The past two weekends, I coached a high school AAU basketball team at a couple of tournaments where college basketball coaches come and watch young men play to determine whether or not they want to offer them a scholarship or spot on their basketball team. As I looked around at all of the coaches, players, parents, college coaches, and fans with their various team logos on their chests, it got me thinking about identity and how we define our identity.

It is the dream of nearly every boy on our team to play college basketball, and it is also the dream of everyone we play against. They identify themselves as basketball players and are identified by the name of the team they play with in the summer and the number on their jersey. Their emotions rise and fall on how well they play each game and whether or not they play in front of enough college coaches, not necessarily whether we win or lose. Last weekend, we played well, won and took the picture above. This weekend, we played average and went home on Saturday. Their parents, too, allow their identity to be controlled by the success of their sons, thinking that if their son can just get a college basketball scholarship it will validate them as a parent.

It wasn’t that long ago that I was sitting on the other side of the court with those college coaches, wearing my school logo on my chest and watching game after game of AAU basketball in the summer. Being a college basketball coach became my identity, it consumed me and was the only way I could define myself. I have a lot of friends still in the business who have let it become their identity and I saw several of them the past two weekends. It has destroyed marriages, distanced them from their children, and forced some great guys to become very one dimensional. I talk to them now and there doesn’t seem to be much to talk about beyond the surface basketball chatter. I am grateful that I had the opportunity to get out of college coaching and define my own identity.

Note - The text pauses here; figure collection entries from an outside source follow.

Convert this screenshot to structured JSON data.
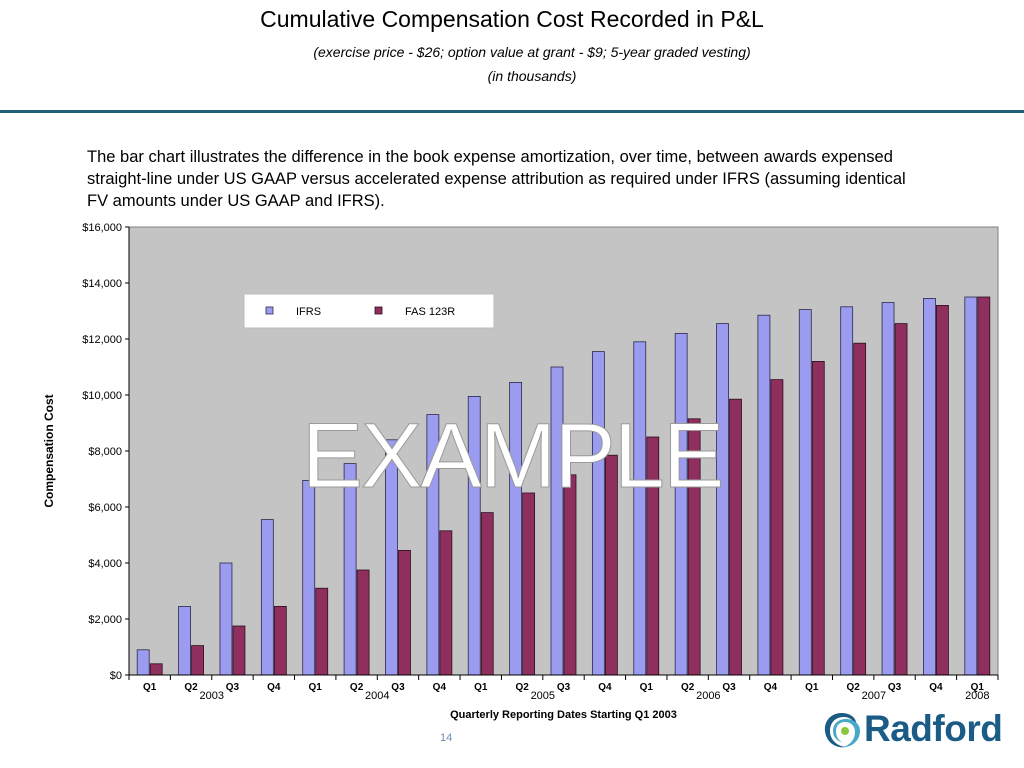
{
  "header": {
    "title": "Cumulative Compensation Cost Recorded in P&L",
    "subtitle": "(exercise price - $26; option value at grant - $9; 5-year graded vesting)",
    "units": "(in thousands)"
  },
  "description": "The bar chart illustrates the difference in the book expense amortization, over time, between awards expensed straight-line under US GAAP versus accelerated expense attribution as required under IFRS (assuming identical FV amounts under US GAAP and IFRS).",
  "watermark": "EXAMPLE",
  "page_number": "14",
  "logo": {
    "text": "Radford",
    "icon": "radford-swirl-icon",
    "color": "#1b5c86"
  },
  "colors": {
    "ifrs": "#9b9bf0",
    "fas": "#8e2f5e",
    "plot_bg": "#c4c4c4",
    "rule": "#1f5f78"
  },
  "chart_data": {
    "type": "bar",
    "categories": [
      "Q1",
      "Q2",
      "Q3",
      "Q4",
      "Q1",
      "Q2",
      "Q3",
      "Q4",
      "Q1",
      "Q2",
      "Q3",
      "Q4",
      "Q1",
      "Q2",
      "Q3",
      "Q4",
      "Q1",
      "Q2",
      "Q3",
      "Q4",
      "Q1"
    ],
    "years": [
      {
        "label": "2003",
        "start": 0,
        "end": 3
      },
      {
        "label": "2004",
        "start": 4,
        "end": 7
      },
      {
        "label": "2005",
        "start": 8,
        "end": 11
      },
      {
        "label": "2006",
        "start": 12,
        "end": 15
      },
      {
        "label": "2007",
        "start": 16,
        "end": 19
      },
      {
        "label": "2008",
        "start": 20,
        "end": 20
      }
    ],
    "series": [
      {
        "name": "IFRS",
        "values": [
          900,
          2450,
          4000,
          5550,
          6950,
          7550,
          8400,
          9300,
          9950,
          10450,
          11000,
          11550,
          11900,
          12200,
          12550,
          12850,
          13050,
          13150,
          13300,
          13450,
          13500
        ]
      },
      {
        "name": "FAS 123R",
        "values": [
          400,
          1050,
          1750,
          2450,
          3100,
          3750,
          4450,
          5150,
          5800,
          6500,
          7150,
          7850,
          8500,
          9150,
          9850,
          10550,
          11200,
          11850,
          12550,
          13200,
          13500
        ]
      }
    ],
    "title": "",
    "xlabel": "Quarterly Reporting Dates Starting Q1 2003",
    "ylabel": "Compensation Cost",
    "ylim": [
      0,
      16000
    ],
    "ytick_step": 2000,
    "ytick_labels": [
      "$0",
      "$2,000",
      "$4,000",
      "$6,000",
      "$8,000",
      "$10,000",
      "$12,000",
      "$14,000",
      "$16,000"
    ],
    "legend": "top-left",
    "grid": false
  }
}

So what is identity? For me, now, it is realized only by a blending of the things that are important to me and the way I spend my time. I enjoy my work, but it doesn’t define who I am, it feeds the identity that I now create. I love my kids, but their successes and failures do not define me as a person, they only express some of my own strengths and weaknesses. The things I enjoy doing in my free time: running, hiking, biking, reading, and writing are great outlets for me but I try not to let my pursuit of those passions become all consuming. And my marriage is the most important thing to me on this earth, but it is there as a support and reinforcement to the identities of my wife and I, not the definition of our identities.

My identity lies only in who I am right now, not by what I’ve done in the past or what I’ll do in the future. It is a reflection of who I am this moment – am I loving and caring for others; am I modeling Christ in my life today; am I working hard at the work put before me and doing it to the best of my ability; am I enjoying the moments that I have with friends and family; am I creating things that add value to people’s lives? My identity can no longer be boiled down to a logo on my chest, it is only now the outward actions of the desires of my heart. That is who I am.